Now we have stated our problem in the context of quantities we know: \[ \mbox{P}(D|T)=\frac{1\cdot 0.0001}{1\cdot 0.0001 + 0.001\cdot 0.9999} = 0.0909 \]

Note that in the original statement of Bayes’ Rule, we considered \(n\) partitions, \(B_1, B_2,...,B_n\). In this example, we only have two: \(D\) and \(D'\).

9.4.3 Simulation

To do the simulation, we can think of it as flipping a coin. First let’s assume we are pulling 1,000,000 people from the population. The probability that any one person has the disease is 0.0001. We will use rflip() to get the 1,000,000 people and designate as no disease or disease.

set.seed(43)
results <- rflip(1000000,0.0001,summarize = TRUE)
results
##       n heads  tails  prob
## 1 1e+06   100 999900 1e-04

In this case 100 people had the disease. Now let’s find the positive test results. Of the 100 with the disease, all will test positive. Of those without disease, there is a 0.001 probability of testing positive.

rflip(as.numeric(results['tails']),prob=.001,summarize = TRUE)
##        n heads  tails  prob
## 1 999900   959 998941 0.001

Now 959 tested positive. Thus the probability of having the disease given a positive test result is approximately:

100/(100+959)
## [1] 0.09442871

9.5 Homework Problems

  1. Consider: \(A\), \(B\) and \(C\) are events such that \(\mbox{P}(A)=0.5\), \(\mbox{P}(B)=0.3\), \(\mbox{P}(C)=0.4\), \(\mbox{P}(A \cap B)=0.2\), \(\mbox{P}(B \cap C)=0.12\), \(\mbox{P}(A \cap C)=0.1\), and \(\mbox{P}(A \cap B \cap C)=0.05\).
  1. Are \(A\) and \(B\) independent?
  2. Are \(B\) and \(C\) independent?
  1. Suppose I have a biased coin (the probability I flip a heads is 0.6). I flip that coin twice. Assume that the coin is memoryless (flips are independent of one another).
  1. What is the probability that the second flip results in heads?
  2. What is the probability that the second flip results in heads, given the first also resulted in heads?
  3. What is the probability both flips result in heads?
  4. What is the probability exactly one coin flip results in heads?
  5. Now assume I flip the coin five times. What is the probability the result is 5 heads?
  6. What is the probability the result is exactly 2 heads (out of 5 flips)?
  1. Suppose there are three assistants working at a company: Moe, Larry and Curly. All three assist with a filing process. Only one filing assistant is needed at a time. Moe assists 60% of the time, Larry assists 30% of the time and Curly assists the remaining 10% of the time. Occasionally, they make errors (misfiles); Moe has a misfile rate of 0.01, Larry has a misfile rate of 0.025, and Curly has a rate of 0.05. Suppose a misfile was discovered, but it is unknown who was on schedule when it occurred. Who is most likely to have committed the misfile? Calculate the probabilities for each of the three assistants.

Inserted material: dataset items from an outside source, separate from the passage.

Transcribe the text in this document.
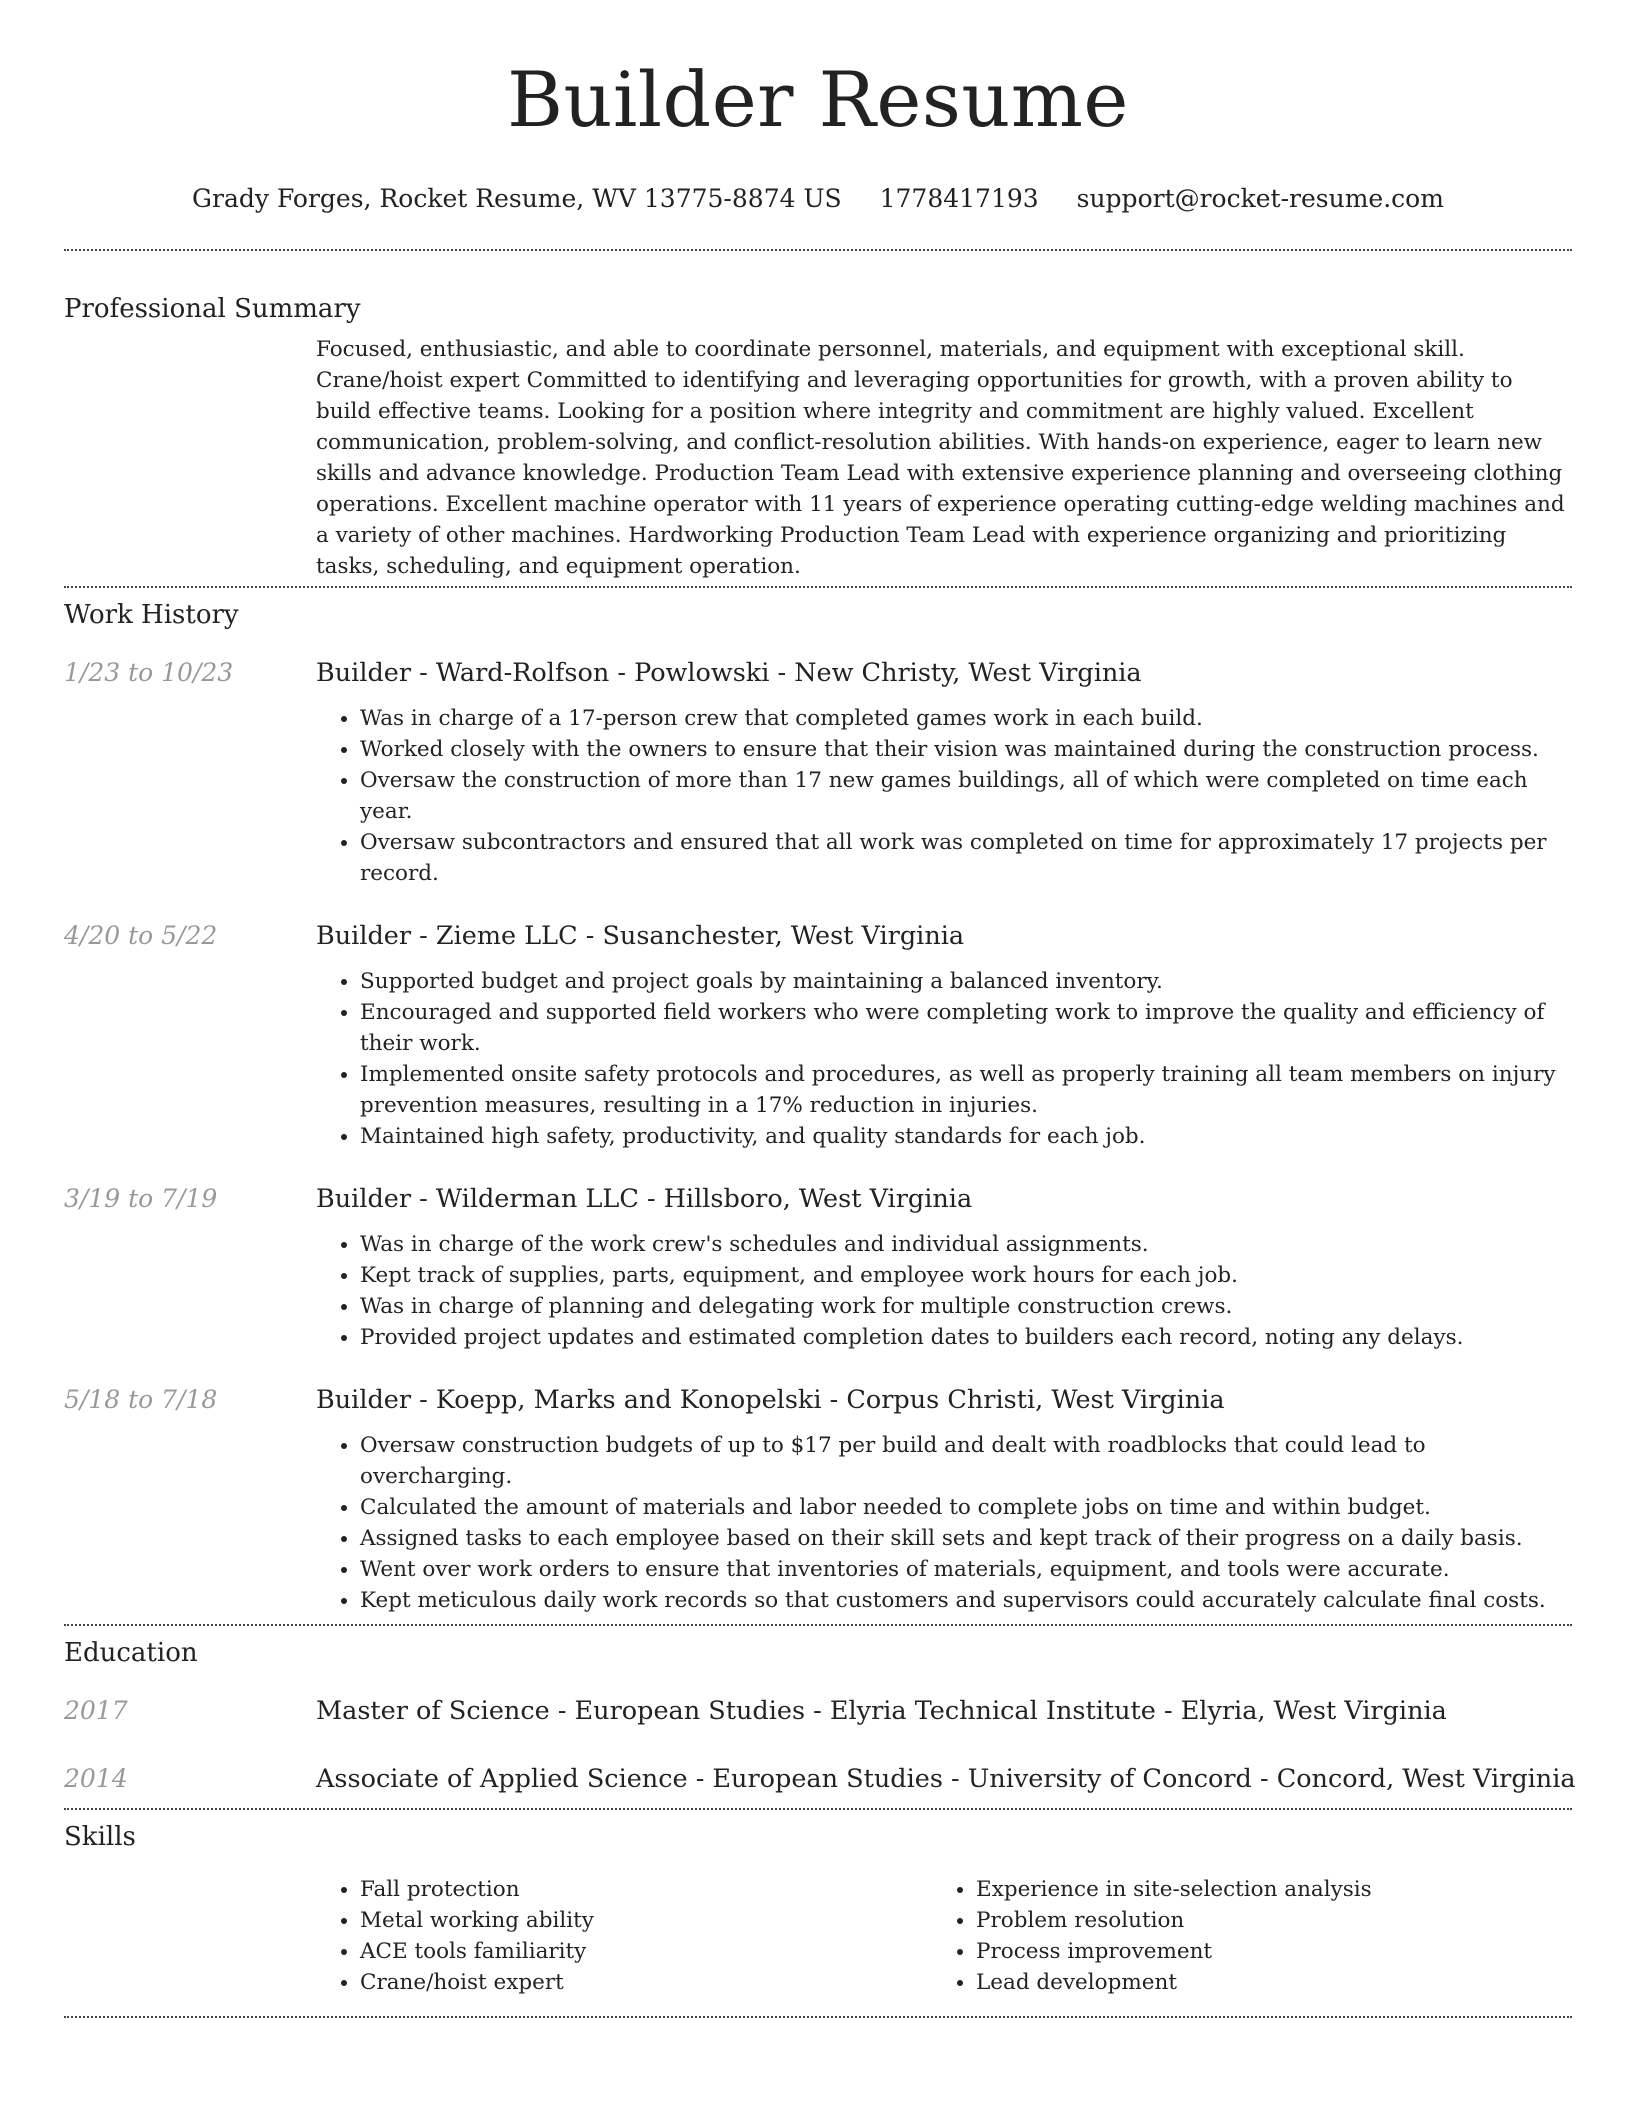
Builder Resume
Grady Forges, Rocket Resume, WV 13775-8874 US 1778417193 support@rocket-resume.com
Professional Summary
Focused, enthusiastic, and able to coordinate personnel, materials, and equipment with exceptional skill. Crane/hoist expert Committed to identifying and leveraging opportunities for growth, with a proven ability to build effective teams. Looking for a position where integrity and commitment are highly valued. Excellent communication, problem-solving, and conflict-resolution abilities. With hands-on experience, eager to learn new skills and advance knowledge. Production Team Lead with extensive experience planning and overseeing clothing operations. Excellent machine operator with 11 years of experience operating cutting-edge welding machines and a variety of other machines. Hardworking Production Team Lead with experience organizing and prioritizing tasks, scheduling, and equipment operation.
Work History
1/23 to 10/23	Builder - Ward-Rolfson - Powlowski - New Christy, West Virginia
• Was in charge of a 17-person crew that completed games work in each build.
• Worked closely with the owners to ensure that their vision was maintained during the construction process.
• Oversaw the construction of more than 17 new games buildings, all of which were completed on time each year.
• Oversaw subcontractors and ensured that all work was completed on time for approximately 17 projects per record.
4/20 to 5/22	Builder - Zieme LLC - Susanchester, West Virginia
• Supported budget and project goals by maintaining a balanced inventory.
• Encouraged and supported field workers who were completing work to improve the quality and efficiency of their work.
• Implemented onsite safety protocols and procedures, as well as properly training all team members on injury prevention measures, resulting in a 17% reduction in injuries.
• Maintained high safety, productivity, and quality standards for each job.
3/19 to 7/19	Builder - Wilderman LLC - Hillsboro, West Virginia
• Was in charge of the work crew's schedules and individual assignments.
• Kept track of supplies, parts, equipment, and employee work hours for each job.
• Was in charge of planning and delegating work for multiple construction crews.
• Provided project updates and estimated completion dates to builders each record, noting any delays.
5/18 to 7/18	Builder - Koepp, Marks and Konopelski - Corpus Christi, West Virginia
• Oversaw construction budgets of up to $17 per build and dealt with roadblocks that could lead to overcharging.
• Calculated the amount of materials and labor needed to complete jobs on time and within budget.
• Assigned tasks to each employee based on their skill sets and kept track of their progress on a daily basis.
• Went over work orders to ensure that inventories of materials, equipment, and tools were accurate.
• Kept meticulous daily work records so that customers and supervisors could accurately calculate final costs.
Education
2017	Master of Science - European Studies - Elyria Technical Institute - Elyria, West Virginia
2014	Associate of Applied Science - European Studies - University of Concord - Concord, West Virginia
Skills
• Fall protection
• Metal working ability
• ACE tools familiarity
• Crane/hoist expert
• Experience in site-selection analysis
• Problem resolution
• Process improvement
• Lead development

  2. You are playing a game where there are two coins. One coin is fair and the other comes up heads 80% of the time. One coin is flipped 3 times and the result is three heads, what is the probability that the coin flipped is the fair coin? You will need to make an assumption about the probability of either coin being selected.

  1. Use Bayes formula to solve this problem.
  2. Use simulation to solve this problem.